I also want to add some 'buts' to the discussion. As it was writen - stress is about 'fight' and 'flight' reaction. Human's body response is the same both for negative and positive situations, and it's brain that interpret it as '+' or '-'. As long as we are immunised against dis-stress ('negative' stress) we can't experience eu-stress ('positive' stress) as well. It means becoming impoverished in our emotional life in general.
My second 'but' is about... health. Do we know what other changes it draws? What about short- and long-lasting results not only in our bodies, but also bahaviour, way of thinking and life in the end?
I don't mean to devaluate such a promising research area - I really support it wholeheartedly. Yet as for me it's just to early to be happy about that kind of news. And I'm strongly against uncritically accepting it as some people do.

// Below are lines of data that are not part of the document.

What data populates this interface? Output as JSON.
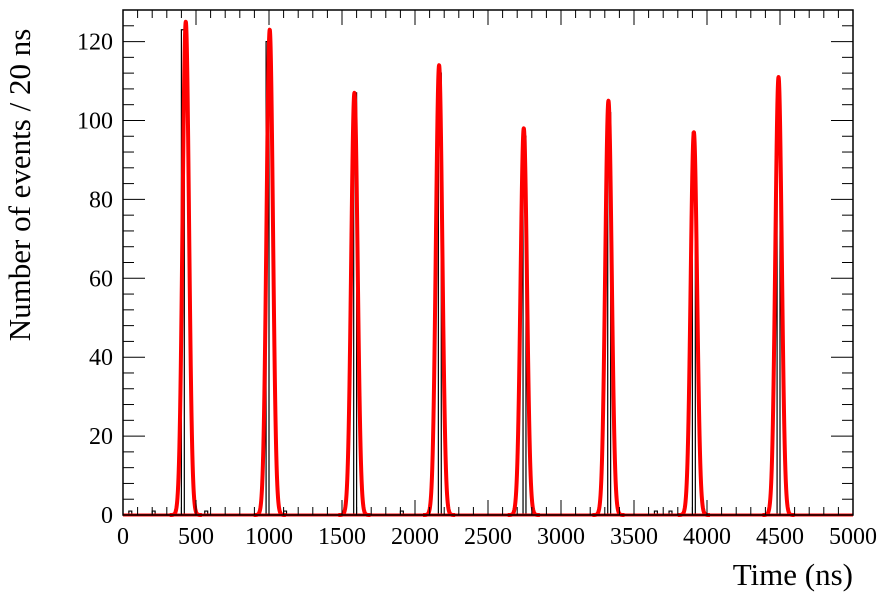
{
  "chart_data": {
    "type": "line",
    "title": "",
    "xlabel": "Time (ns)",
    "ylabel": "Number of events / 20 ns",
    "xlim": [
      0,
      5000
    ],
    "ylim": [
      0,
      128
    ],
    "x_ticks": [
      0,
      500,
      1000,
      1500,
      2000,
      2500,
      3000,
      3500,
      4000,
      4500,
      5000
    ],
    "y_ticks": [
      0,
      20,
      40,
      60,
      80,
      100,
      120
    ],
    "bin_width": 20,
    "grid": false,
    "legend": "none",
    "series": [
      {
        "kind": "histogram",
        "color": "#000000",
        "bins": [
          {
            "x": 40,
            "y": 1
          },
          {
            "x": 200,
            "y": 1
          },
          {
            "x": 400,
            "y": 123
          },
          {
            "x": 980,
            "y": 120
          },
          {
            "x": 1580,
            "y": 107
          },
          {
            "x": 2160,
            "y": 112
          },
          {
            "x": 2740,
            "y": 96
          },
          {
            "x": 3320,
            "y": 102
          },
          {
            "x": 3900,
            "y": 97
          },
          {
            "x": 4480,
            "y": 108
          },
          {
            "x": 560,
            "y": 1
          },
          {
            "x": 1100,
            "y": 1
          },
          {
            "x": 1900,
            "y": 1
          },
          {
            "x": 3640,
            "y": 1
          },
          {
            "x": 3740,
            "y": 1
          }
        ]
      },
      {
        "kind": "fit",
        "color": "#ff0000",
        "peaks": [
          {
            "center": 430,
            "amplitude": 125
          },
          {
            "center": 1005,
            "amplitude": 123
          },
          {
            "center": 1585,
            "amplitude": 107
          },
          {
            "center": 2165,
            "amplitude": 114
          },
          {
            "center": 2745,
            "amplitude": 98
          },
          {
            "center": 3325,
            "amplitude": 105
          },
          {
            "center": 3910,
            "amplitude": 97
          },
          {
            "center": 4490,
            "amplitude": 111
          }
        ],
        "sigma": 22
      }
    ]
  }
}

For those who aren't familiar with Robert Sapolsky's work, he has, for decades, studied the deleterious effects of prolonged stress, particularly on the hippocampus. The point of this vaccine would not be to eliminate stress responses, but to reduce the duration of a stress response to prevent long-term brain damage. Unfortunately, our bodies stress responses evolved as a means to deal with situations that were resolved quickly (predator) and currently most of us face more long-lasting stressors (bad economy, straining job) that our stress responses deal poorly with. A vaccine similar to the one discussed above would help us better deal with the stressful realities of daily lives, especially for individuals who react particularly badly to the stress of modern life.